Promote sustainable development through high-impact partnerships and local solutions

  • We are partnering directly with local governments, the private sector, civil society, and academia to ensure that local systems own, resource, and sustain the development results in which we invest. The global average of mission funds programmed through local systems has increased from 9.6% in FY 2010 to 16.9% in FY 2014. The Agency's leveling on this metric is a result of a decrease in the overall levels of direct obligations in Afghanistan and the limited absorptive capacity of local governments in Pakistan. Excluding these countries, USAID continues to increase direct obligations from 12.3% in FY 2013 to 15.1% in FY 2014. Since 2010, we have doubled the amount of funding from $381 million to $862 million in FY 2014 provided to local civil society and private sector organizations. Our prudent and strategic approach to Local Solutions is yielding results, for example:
    • 6,419 families from 199 communities in Peru are giving up illicit coca by planting more than 7,700 hectares of alternative crops, thanks to government-to-government assistance;
    • a private pharmaceutical firm in Nepal is assuming the risk for developing, proofing, and commercializing a gel that reduces infant mortality by 34%; and,
    • a significant reduction in the cost of procuring health commodities due to the strengthened capacities and internal controls of the Kenya Medical Supplies Agency.
  • We have begun a critical shift in how we engage with the private sector and have substantially strengthened both our Development Credit Authority (DCA) and Public Private Partnerships (PPPs).
    • In FY 2014, USAID remained committed to working with private sector partners, with Missions leveraging $250 million in private sector resources towards new Global Development Alliances, i.e. partnerships with at least 1:1 leverage of private sector resources. Across both new and ongoing PPPs, USAID is leveraging over $1 billion in combined private sector resources. In addition to these direct co-investments, USAID has also shifted towards a broader range of private sector engagement approaches, including large multi-stakeholder alliances such as Power Africa and the New Alliance for Food Security and Nutrition, for which USAID serves as a catalyst and convener for private sector investment.
    • Since the launch of USAID Forward, the size and impact of USAID's DCA credit guarantees has nearly doubled – nearly as much private capital has been leveraged in the past three years during the USAID Forward period ($1.8b) as in DCA’s previous 12 years ($1.9b). In FY 2014 alone, USAID entered into 32 guarantees with 49 financial partners in 18 countries, leveraging over $769m in credit using just $25.7m in USAID funds.

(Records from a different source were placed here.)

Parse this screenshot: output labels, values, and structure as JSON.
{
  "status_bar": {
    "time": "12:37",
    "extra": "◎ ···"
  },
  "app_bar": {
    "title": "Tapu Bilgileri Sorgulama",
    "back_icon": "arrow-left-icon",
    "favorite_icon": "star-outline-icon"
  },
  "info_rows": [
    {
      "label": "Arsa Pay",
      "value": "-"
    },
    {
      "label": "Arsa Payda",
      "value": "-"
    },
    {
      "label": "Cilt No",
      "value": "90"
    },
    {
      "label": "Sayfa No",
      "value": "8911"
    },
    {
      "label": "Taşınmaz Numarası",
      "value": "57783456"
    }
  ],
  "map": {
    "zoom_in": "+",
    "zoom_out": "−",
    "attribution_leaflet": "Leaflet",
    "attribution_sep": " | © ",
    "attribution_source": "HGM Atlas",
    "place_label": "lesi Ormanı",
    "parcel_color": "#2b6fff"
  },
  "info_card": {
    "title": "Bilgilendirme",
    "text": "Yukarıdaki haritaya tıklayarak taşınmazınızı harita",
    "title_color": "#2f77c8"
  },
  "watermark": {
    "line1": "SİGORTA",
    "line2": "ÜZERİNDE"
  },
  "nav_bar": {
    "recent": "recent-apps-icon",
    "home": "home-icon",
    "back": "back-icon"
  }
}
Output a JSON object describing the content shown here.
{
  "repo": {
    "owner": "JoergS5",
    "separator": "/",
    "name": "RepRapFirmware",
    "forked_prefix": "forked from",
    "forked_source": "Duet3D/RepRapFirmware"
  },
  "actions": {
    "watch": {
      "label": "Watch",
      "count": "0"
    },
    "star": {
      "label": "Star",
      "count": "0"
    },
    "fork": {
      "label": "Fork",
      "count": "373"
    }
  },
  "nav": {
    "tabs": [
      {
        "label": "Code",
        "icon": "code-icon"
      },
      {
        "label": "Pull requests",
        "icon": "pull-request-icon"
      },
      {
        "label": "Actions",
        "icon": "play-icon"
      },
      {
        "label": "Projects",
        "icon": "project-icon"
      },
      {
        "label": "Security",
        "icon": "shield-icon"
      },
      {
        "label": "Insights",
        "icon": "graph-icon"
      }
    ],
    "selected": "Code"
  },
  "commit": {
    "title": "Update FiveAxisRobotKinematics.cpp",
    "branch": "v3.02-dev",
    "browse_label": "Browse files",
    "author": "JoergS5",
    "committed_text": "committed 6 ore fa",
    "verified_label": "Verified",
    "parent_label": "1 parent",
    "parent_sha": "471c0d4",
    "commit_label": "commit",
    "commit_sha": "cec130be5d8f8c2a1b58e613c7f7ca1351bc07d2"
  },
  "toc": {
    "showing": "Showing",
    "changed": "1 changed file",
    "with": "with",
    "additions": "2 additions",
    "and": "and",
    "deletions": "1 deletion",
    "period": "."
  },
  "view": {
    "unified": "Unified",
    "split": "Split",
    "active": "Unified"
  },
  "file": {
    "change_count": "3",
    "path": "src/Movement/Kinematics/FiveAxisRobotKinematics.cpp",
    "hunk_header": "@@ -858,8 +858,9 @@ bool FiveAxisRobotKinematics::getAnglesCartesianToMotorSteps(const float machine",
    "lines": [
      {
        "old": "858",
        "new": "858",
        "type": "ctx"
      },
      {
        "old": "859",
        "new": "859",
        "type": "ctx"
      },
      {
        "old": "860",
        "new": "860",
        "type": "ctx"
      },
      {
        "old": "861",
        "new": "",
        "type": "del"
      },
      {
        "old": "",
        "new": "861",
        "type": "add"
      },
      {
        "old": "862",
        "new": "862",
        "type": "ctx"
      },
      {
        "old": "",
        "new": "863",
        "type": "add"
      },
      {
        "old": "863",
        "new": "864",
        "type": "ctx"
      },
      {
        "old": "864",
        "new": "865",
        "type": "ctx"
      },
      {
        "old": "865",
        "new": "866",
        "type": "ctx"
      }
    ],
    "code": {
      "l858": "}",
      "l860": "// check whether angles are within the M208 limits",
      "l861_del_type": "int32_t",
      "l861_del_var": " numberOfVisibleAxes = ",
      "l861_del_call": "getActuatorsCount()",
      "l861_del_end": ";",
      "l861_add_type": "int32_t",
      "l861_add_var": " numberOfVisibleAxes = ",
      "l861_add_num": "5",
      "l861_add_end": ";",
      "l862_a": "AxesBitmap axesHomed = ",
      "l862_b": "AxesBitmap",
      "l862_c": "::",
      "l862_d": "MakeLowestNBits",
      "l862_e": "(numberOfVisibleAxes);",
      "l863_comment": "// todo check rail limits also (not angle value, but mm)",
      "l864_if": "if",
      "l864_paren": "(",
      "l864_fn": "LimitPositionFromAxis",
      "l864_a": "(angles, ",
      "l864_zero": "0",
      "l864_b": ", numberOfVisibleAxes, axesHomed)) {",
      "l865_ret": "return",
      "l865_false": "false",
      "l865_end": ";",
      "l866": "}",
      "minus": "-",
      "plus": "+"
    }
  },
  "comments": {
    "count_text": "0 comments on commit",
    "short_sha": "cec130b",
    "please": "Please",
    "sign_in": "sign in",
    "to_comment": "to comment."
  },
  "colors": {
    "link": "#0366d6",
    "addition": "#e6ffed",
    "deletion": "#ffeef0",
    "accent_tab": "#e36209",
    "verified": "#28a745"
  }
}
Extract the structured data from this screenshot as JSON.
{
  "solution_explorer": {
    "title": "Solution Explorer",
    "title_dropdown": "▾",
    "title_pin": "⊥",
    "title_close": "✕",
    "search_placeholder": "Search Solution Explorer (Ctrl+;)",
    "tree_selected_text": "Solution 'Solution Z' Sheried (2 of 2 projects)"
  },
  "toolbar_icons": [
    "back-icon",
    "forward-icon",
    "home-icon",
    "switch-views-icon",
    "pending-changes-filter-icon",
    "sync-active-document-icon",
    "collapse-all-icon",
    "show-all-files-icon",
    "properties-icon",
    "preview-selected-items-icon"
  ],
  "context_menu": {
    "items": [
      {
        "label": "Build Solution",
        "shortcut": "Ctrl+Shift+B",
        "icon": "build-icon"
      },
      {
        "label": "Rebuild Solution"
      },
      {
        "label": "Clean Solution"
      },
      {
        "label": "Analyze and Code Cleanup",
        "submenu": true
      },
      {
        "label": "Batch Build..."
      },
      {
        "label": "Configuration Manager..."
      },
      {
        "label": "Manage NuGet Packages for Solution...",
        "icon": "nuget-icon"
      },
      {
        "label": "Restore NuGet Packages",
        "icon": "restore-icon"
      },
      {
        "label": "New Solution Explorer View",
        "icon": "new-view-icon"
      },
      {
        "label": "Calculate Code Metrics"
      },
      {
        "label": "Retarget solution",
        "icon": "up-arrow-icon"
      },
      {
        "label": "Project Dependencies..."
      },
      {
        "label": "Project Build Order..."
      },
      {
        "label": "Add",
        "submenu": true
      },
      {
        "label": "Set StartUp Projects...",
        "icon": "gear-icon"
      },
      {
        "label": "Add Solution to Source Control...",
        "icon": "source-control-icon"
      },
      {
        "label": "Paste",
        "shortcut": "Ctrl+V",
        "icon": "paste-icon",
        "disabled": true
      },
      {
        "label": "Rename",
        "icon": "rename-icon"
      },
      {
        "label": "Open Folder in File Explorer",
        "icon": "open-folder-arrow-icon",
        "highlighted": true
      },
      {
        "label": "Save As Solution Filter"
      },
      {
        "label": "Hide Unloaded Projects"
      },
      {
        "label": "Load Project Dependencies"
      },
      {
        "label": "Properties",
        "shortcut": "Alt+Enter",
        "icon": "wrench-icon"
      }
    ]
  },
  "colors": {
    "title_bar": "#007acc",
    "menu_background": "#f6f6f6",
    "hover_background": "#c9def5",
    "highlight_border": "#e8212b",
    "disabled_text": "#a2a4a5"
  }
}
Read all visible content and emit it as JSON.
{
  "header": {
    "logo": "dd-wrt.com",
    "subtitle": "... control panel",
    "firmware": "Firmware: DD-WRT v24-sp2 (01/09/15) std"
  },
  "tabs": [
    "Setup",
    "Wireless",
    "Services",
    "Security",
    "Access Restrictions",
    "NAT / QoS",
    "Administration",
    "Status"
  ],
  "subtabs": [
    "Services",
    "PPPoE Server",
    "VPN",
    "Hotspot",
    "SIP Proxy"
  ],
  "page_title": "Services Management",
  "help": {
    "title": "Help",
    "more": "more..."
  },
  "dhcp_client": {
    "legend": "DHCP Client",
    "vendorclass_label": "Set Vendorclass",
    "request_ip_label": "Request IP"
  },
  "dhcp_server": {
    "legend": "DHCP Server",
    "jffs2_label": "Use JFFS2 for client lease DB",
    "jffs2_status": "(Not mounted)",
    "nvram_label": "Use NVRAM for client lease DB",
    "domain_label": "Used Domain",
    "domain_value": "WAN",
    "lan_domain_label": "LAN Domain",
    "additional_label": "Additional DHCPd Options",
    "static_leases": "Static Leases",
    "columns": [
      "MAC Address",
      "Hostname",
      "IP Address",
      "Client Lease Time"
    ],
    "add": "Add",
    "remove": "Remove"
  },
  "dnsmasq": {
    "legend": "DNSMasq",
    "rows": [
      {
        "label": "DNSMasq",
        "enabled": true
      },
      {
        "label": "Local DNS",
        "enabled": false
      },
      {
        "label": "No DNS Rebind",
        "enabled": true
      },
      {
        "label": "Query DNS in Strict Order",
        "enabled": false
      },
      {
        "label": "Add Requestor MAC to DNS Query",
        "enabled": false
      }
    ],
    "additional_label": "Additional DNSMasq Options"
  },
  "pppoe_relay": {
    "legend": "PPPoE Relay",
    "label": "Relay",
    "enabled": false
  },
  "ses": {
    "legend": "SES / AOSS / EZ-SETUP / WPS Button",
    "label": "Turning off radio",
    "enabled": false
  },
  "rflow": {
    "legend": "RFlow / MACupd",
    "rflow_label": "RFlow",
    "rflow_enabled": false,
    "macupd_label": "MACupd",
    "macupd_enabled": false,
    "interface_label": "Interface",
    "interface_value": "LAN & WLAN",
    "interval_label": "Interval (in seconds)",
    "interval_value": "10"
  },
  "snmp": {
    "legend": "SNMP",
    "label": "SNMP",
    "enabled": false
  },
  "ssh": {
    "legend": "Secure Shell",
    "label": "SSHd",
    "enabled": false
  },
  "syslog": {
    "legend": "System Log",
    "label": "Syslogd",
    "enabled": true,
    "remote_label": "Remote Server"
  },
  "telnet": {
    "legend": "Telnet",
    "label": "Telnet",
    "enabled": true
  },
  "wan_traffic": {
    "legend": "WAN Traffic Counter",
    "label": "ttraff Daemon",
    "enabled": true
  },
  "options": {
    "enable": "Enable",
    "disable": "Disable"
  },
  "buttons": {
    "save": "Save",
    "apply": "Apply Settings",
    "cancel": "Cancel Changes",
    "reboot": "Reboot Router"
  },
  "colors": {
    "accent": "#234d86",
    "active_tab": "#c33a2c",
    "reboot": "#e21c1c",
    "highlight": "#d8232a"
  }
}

Identify and scale up innovative, breakthrough solutions to intractable development challenges

  • We are fostering a culture of innovation and using our convening power to test and scale breakthrough innovations to solve development challenges faster and cheaper. USAID’s U.S. Global Development Lab embodies this effort and seeks to increase the application of science, technology, innovation and partnerships to achieve, sustain and extend the Agency’s development impact. For example, we continue to expand digital financial services, which accelerate financial inclusion, help fight corruption and catalyze private sector development. In FY2014, at least 15 Missions pursued at least one activity related to digital finance and financial inclusion, 8 of which had enough engagement to qualify as a "Mobile Money Missions." We expect engagement in this game-changing solution to increase, with even more Missions planning to pursue related activities in FY2015.